Incluso si no fuera de nadie más, incluso si solo fuera Subaru en todo el mundo, la forma en que la trataba realmente era… especial.

— ¿Realmente está bien? Que yo… que alguien como yo sea tan feliz, que tenga sentimientos tan felices, se siente como si me consintieran…

— Está absolutamente bien. Consintámonos. Sin importar que feliz seas, no molesta a nadie más, y siempre puedes dar un poco del exceso a los demás.

Es por eso que…

— Puedes tomarte tu tiempo, Emilia. Lentamente, suavemente, tómate tu tiempo enamorándote de mí. Después de todo, estaré caminando justo a tu lado, haciendo mi mejor esfuerzo para debilitar tus rodillas.

— ¡…!

— Eep —dijo Emilia, haciendo un pequeño sonido con su garganta. Ella procedió a sonrojarse, bajando sus ojos. Luego, ella puso una mano en su pecho, mirando silenciosamente a Subaru mientras él le sonreía.
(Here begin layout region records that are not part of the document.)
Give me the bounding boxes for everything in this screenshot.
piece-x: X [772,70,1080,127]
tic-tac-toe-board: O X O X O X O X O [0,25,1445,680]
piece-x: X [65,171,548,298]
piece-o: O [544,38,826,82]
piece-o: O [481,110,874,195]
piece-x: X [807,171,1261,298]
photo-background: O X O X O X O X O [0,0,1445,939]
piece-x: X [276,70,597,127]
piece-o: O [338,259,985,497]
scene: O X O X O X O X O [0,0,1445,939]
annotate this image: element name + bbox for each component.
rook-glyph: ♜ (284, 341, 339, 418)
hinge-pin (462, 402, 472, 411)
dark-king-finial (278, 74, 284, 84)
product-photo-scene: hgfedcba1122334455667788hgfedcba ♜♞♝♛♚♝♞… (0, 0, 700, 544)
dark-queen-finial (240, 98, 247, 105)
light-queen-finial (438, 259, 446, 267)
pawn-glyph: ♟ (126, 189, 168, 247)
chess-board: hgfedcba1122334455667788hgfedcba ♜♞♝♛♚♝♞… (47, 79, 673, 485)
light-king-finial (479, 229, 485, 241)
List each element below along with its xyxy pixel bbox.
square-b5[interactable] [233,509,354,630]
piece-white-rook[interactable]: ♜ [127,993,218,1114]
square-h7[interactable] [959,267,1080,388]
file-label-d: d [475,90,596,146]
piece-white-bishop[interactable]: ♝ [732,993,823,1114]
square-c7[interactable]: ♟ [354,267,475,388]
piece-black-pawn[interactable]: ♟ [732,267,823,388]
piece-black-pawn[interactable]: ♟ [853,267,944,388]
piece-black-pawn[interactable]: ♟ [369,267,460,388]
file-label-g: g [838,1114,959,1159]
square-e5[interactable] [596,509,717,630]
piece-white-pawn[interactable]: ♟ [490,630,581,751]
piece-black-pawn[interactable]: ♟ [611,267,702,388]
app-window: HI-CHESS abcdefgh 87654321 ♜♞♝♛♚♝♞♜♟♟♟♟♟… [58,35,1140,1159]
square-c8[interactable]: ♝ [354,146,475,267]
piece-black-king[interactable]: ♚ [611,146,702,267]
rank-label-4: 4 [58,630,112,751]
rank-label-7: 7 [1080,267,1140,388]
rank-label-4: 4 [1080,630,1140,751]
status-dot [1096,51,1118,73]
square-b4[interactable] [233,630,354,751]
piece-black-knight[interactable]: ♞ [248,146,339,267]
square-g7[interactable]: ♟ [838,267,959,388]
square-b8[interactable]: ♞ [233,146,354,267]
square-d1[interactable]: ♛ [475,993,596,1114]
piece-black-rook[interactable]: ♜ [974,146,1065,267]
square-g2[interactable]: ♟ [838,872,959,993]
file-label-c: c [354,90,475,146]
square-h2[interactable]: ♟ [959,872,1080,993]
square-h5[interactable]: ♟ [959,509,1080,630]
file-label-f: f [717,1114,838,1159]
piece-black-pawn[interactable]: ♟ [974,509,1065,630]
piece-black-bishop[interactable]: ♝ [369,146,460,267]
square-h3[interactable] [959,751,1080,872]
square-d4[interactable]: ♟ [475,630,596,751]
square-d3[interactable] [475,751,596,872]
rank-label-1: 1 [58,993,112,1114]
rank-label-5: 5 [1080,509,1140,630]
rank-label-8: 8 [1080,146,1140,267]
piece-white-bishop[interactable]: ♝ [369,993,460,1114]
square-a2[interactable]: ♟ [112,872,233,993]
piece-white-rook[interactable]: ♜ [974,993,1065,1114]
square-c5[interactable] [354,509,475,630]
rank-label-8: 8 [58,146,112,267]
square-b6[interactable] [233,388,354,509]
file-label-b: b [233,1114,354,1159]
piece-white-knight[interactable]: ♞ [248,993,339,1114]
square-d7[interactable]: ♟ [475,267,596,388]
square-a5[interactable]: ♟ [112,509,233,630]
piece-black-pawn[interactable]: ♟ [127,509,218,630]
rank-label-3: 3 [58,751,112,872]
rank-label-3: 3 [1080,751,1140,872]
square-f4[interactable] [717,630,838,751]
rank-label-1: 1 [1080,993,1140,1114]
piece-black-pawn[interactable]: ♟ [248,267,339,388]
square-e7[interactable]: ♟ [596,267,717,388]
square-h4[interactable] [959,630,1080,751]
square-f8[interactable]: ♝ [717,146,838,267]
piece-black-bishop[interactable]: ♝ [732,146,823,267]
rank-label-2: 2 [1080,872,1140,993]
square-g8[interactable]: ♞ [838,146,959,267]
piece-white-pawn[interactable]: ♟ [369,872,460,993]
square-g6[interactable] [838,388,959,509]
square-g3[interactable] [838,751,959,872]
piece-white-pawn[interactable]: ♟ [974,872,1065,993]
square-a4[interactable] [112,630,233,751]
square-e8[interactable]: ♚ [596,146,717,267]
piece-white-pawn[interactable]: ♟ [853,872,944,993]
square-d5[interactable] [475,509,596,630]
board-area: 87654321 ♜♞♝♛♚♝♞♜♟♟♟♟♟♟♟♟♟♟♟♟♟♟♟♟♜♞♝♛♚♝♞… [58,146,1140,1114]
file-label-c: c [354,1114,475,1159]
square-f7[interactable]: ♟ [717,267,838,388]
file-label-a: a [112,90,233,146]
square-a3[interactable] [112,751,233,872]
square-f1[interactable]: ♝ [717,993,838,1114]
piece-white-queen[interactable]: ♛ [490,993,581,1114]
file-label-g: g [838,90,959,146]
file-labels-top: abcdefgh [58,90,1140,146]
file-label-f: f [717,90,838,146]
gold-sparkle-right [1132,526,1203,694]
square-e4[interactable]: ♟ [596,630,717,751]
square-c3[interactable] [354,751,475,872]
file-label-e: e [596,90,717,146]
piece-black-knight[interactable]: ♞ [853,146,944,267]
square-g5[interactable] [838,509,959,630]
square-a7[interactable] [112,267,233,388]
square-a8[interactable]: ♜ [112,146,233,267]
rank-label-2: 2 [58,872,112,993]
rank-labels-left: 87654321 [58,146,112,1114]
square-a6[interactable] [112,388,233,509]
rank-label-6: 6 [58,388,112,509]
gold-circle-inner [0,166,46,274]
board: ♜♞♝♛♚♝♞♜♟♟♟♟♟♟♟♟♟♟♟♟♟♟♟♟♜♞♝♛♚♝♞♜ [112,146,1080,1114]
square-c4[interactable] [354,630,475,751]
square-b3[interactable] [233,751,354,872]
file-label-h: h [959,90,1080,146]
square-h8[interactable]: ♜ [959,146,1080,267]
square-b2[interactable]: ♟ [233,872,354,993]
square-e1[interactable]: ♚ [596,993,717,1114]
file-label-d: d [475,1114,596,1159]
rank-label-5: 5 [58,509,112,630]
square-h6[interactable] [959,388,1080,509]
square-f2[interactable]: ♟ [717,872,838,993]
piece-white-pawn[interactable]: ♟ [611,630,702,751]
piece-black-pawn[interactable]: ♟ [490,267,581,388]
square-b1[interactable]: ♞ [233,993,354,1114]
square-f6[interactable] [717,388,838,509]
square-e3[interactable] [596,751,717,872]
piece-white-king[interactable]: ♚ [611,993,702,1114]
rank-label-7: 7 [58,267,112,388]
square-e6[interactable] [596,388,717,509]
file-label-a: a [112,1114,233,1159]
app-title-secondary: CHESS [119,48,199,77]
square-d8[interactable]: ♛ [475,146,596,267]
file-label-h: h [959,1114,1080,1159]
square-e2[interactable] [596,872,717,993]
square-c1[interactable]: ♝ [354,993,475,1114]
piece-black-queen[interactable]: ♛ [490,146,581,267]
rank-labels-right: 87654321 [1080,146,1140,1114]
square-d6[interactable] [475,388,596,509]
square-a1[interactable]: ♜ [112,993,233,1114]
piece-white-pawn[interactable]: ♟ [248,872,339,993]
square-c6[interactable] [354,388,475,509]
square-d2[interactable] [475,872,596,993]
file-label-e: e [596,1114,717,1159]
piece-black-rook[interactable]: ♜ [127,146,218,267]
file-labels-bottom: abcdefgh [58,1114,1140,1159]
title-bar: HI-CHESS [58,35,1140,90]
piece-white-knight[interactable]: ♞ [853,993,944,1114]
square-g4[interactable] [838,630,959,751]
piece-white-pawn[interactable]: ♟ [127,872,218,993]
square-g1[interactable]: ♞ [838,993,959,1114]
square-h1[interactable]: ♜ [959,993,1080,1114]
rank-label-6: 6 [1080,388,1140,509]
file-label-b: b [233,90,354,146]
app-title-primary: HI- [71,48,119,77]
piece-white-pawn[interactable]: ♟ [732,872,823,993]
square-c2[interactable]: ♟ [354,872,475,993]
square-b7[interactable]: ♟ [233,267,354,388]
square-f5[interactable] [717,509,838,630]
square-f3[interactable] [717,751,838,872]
Y entonces…

— Gracias, Subaru. Por ayudarme.

… Emilia sonrió amablemente mientras le decía esas palabras a Subaru. Esas eran las palabras que había dicho una vez.

Dándose cuenta de ese hecho, Subaru rio. Emilia, dándose cuenta de lo mismo, rio también. Se rio y rio, y de la nada, lágrimas empezaron a brotar de las esquinas de sus ojos. Subaru estiró su brazo hacia el largo y hermoso cabello plateado de Emilia, acariciándolo suavemente como si lo peinara. Se quedó al lado de la adorable chica mientras ella continuaba llorando suavemente.

Re Zero Kara Hajimeru Isekai Volumen 9 Capítulo 5 Parte 5 Novela Ligera

Bajo el cielo del anochecer que se acercaba, un chico de otro mundo y una medio-demonio de pelo plateado se acercaron el uno al otro, compartiendo sus sentimientos mutuos.

Hubo repetidas tribulaciones y desesperación durante un muy largo tiempo.




Habiendo superado estos, finalmente consiguieron un espacio quieto y tranquilo para ellos solos.

Esta es una historia sobre conseguir ese tiempo, y nada más.

Esta es una historia de oportunidades perdidas, continuar por caminos diferentes, quedarse perdido, y nada más.

Todo había sucedido para que un solo chico inseguro pudiera compartir sus sentimientos a una sola chica insegura.

Esta es una historia de esforzarse por hacer exactamente eso. … y nada más.